En fait, il a indiqué qu’il demandera un audit des comptes publics parce qu’il pense que l’exécutif actuel du président français, Emmanuel Macron, a caché une partie de la réalité, et a supposé que la situation est « catastrophique ».
Il a affirmé que la France est dans un état de « presque faillite » financière après que Macron, au cours des sept années qu’il a passées à l’Elysée, ait augmenté sa dette à trois milliards d’euros, soit près de 900 milliards de plus que lorsqu’il est arrivé au pouvoir en 2017.
Pour faire face au « mur de la dette », il a déclaré qu’il voulait « mettre de l’ordre dans le pays, dans les rues et dans le budget » et « créer de la richesse ».
Surtout, le jeune président du groupement national (RN) de 28 ans s’est efforcé de rassurer sur les aspects les plus controversés de son programme économique pour augmenter les dépenses ou déséquilibrer encore le déficit avec l’annulation de la réforme des retraites de Macron qui retarde de 62 à 64 ans l’âge minimum de la retraite.
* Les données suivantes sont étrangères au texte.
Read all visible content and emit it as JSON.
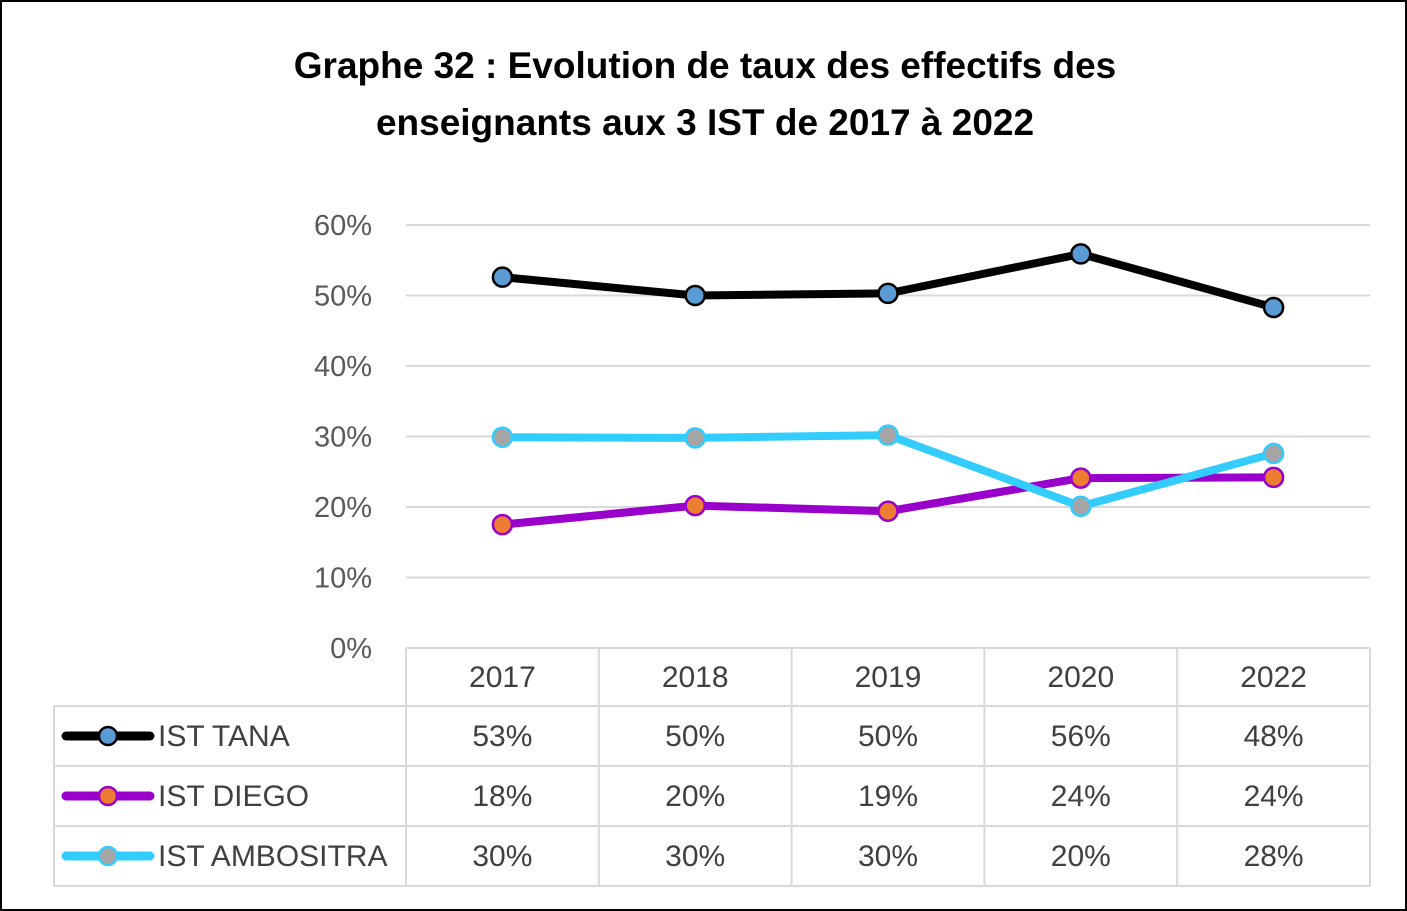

Il a insisté sur le fait que sa « priorité » est le pouvoir d’achat, et que pour cela, il baissera la TVA sur les carburants, le gaz et l’électricité de 20 % actuel à un taux réduit de 5,5 %, dont le coût s’élève à 12 milliards d’euros. À partir de là, a-t-il ajouté, « nous prendrons en compte la réalité économique du pays ».
Une façon de reconnaître que d’autres promesses passées, telles que la nationalisation des autoroutes (que certains ont évalué à 50 milliards) ou l’annulation totale de la réforme des retraites, seraient reportées.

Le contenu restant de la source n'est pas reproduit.